ERIC, l'interrompant: Oui, disons que c'est notre petite cuisine, ça n'intéresse pas les gens...

FRANÇOIS, conciliant: OK, OK...

ERIC, de nouveau emphatique: Ce duo, mesdames et messieurs, sera...

FRANÇOIS, l'interrompant: Oui, excuse-moi, je veux faire un autre petit correctif: "le duo le plus drôle du monde", c'est peut-être un peu prétentieux... il faudrait d'abord le prouver...

ERIC, fâché: Bon ben vas-y, tant que t'y es, dis aux gens que c'est un duo minable avec des sketches débiles...

FRANÇOIS: Non, mais sans aller jusque là, on peut dire, je ne sais pas... "un nouveau duo comique", c'est quand même plus réaliste...

ERIC, excédé: Réaliste... mais le public s'en fout, du réalisme, mon pauvre vieux, le public, il veut du rêve!  Il veut des champions, le public, il veut des gagneurs...

FRANÇOIS, pour calmer le jeu: OK, OK, OK... Continue.

ERIC: Vous avez donc le privilège immense...

FRANÇOIS: (...)... (moue dubitative)

ERIC, qui l'a entrevu: Quoi?

FRANÇOIS, penaud: Rien, rien...

ERIC: ... le privilège immense d'assister au baptême du grand duo FINO et ZINZIN!

FRANÇOIS, très décidé: Attends, d'où ça sort, ce nom-là,  (appuyant sur les mots) FINO et ZINZIN?

ERIC, faussement surpris: Ah?

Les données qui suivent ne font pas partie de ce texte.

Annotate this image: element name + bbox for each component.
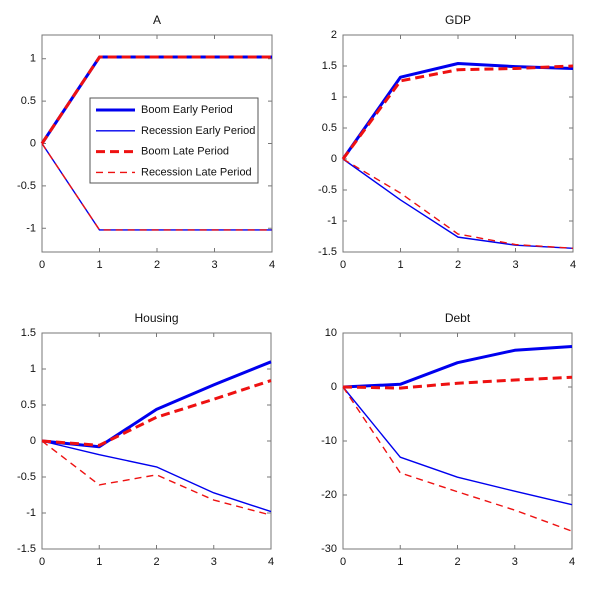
x-tick-label: 3 [211,259,217,271]
y-tick-label: -0.5 [17,180,36,192]
series-line-boom-early-period [41,360,272,449]
x-tick-label: 0 [340,259,346,271]
series-line-recession-late-period [41,440,272,516]
y-tick-label: 1.5 [322,60,337,72]
y-tick-label: 1 [30,53,36,65]
legend-entry-label: Boom Early Period [141,104,233,116]
y-tick-label: 1.5 [21,327,36,339]
legend-entry-label: Recession Late Period [141,166,252,178]
series-line-boom-late-period [342,375,573,390]
series-line-boom-late-period [41,379,272,447]
y-tick-label: -1 [26,507,36,519]
x-tick-label: 4 [570,259,576,271]
y-tick-label: 1 [30,363,36,375]
y-tick-label: 0 [331,153,337,165]
subplot-a: 0 1 2 3 4 -1 -0.5 0 0.5 1 Boom Early Period Recessi… [17,34,275,271]
y-tick-label: 1 [331,91,337,103]
x-tick-label: 1 [397,259,403,271]
y-tick-label: 0.5 [21,399,36,411]
x-tick-label: 2 [153,556,159,568]
series-line-recession-late-period [342,158,574,249]
x-tick-label: 2 [154,259,160,271]
y-tick-label: 2 [331,29,337,41]
series-line-boom-late-period [341,64,574,160]
y-tick-label: 0 [30,138,36,150]
y-tick-label: 10 [325,327,337,339]
subplot-title-debt: Debt [444,311,471,325]
subplot-gdp: 0 1 2 3 4 -1.5 -1 -0.5 0 0.5 1 1.5 2 [318,29,576,271]
series-line-boom-late-period [40,55,272,145]
subplot-debt: 0 1 2 3 4 -30 -20 -10 0 10 [321,327,575,568]
x-tick-label: 3 [512,556,518,568]
subplot-title-housing: Housing [134,311,179,325]
legend: Boom Early Period Recession Early Period B… [89,97,259,184]
x-tick-label: 0 [340,556,346,568]
subplot-title-a: A [152,13,161,27]
y-tick-label: -1 [26,222,36,234]
subplot-housing: 0 1 2 3 4 -1.5 -1 -0.5 0 0.5 1 1.5 [17,327,274,568]
series-line-recession-early-period [41,440,272,513]
y-tick-label: -30 [321,543,337,555]
x-tick-label: 4 [268,556,274,568]
series-line-recession-late-period [41,143,272,231]
plot-box [41,332,272,550]
y-tick-label: 0.5 [322,122,337,134]
series-line-recession-late-period [342,386,573,532]
x-tick-label: 3 [211,556,217,568]
y-tick-label: -0.5 [318,184,337,196]
y-tick-label: -1.5 [318,246,337,258]
x-tick-label: 3 [512,259,518,271]
y-tick-label: -0.5 [17,471,36,483]
series-line-boom-early-period [342,345,573,389]
x-tick-label: 4 [269,259,275,271]
series-line-recession-early-period [342,386,573,506]
series-line-recession-early-period [342,158,574,249]
y-tick-label: 0 [30,435,36,447]
y-tick-label: -1 [327,215,337,227]
legend-box [89,97,259,184]
x-tick-label: 2 [455,259,461,271]
legend-entry-label: Boom Late Period [141,146,229,158]
x-tick-label: 1 [96,259,102,271]
y-tick-label: -10 [321,435,337,447]
y-tick-label: -1.5 [17,543,36,555]
legend-entry-label: Recession Early Period [141,125,255,137]
x-tick-label: 4 [569,556,575,568]
subplot-title-gdp: GDP [444,13,471,27]
y-tick-label: 0 [331,381,337,393]
x-tick-label: 0 [39,259,45,271]
x-tick-label: 2 [454,556,460,568]
x-tick-label: 1 [397,556,403,568]
plot-box [342,332,573,550]
x-tick-label: 1 [96,556,102,568]
y-tick-label: 0.5 [21,95,36,107]
x-tick-label: 0 [39,556,45,568]
y-tick-label: -20 [321,489,337,501]
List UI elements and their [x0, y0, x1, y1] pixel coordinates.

Je t'en ai pas parlé? ... C'est à dire, comme on n'avait rien trouvé, j'ai réfléchi cette nuit, et j'ai trouvé ça, Fino et Zinzin... c'est vendeur, non?

FRANÇOIS: Je ne sais pas si c'est vendeur, je ne me rends pas bien compte... mais c'est pas tellement le problème...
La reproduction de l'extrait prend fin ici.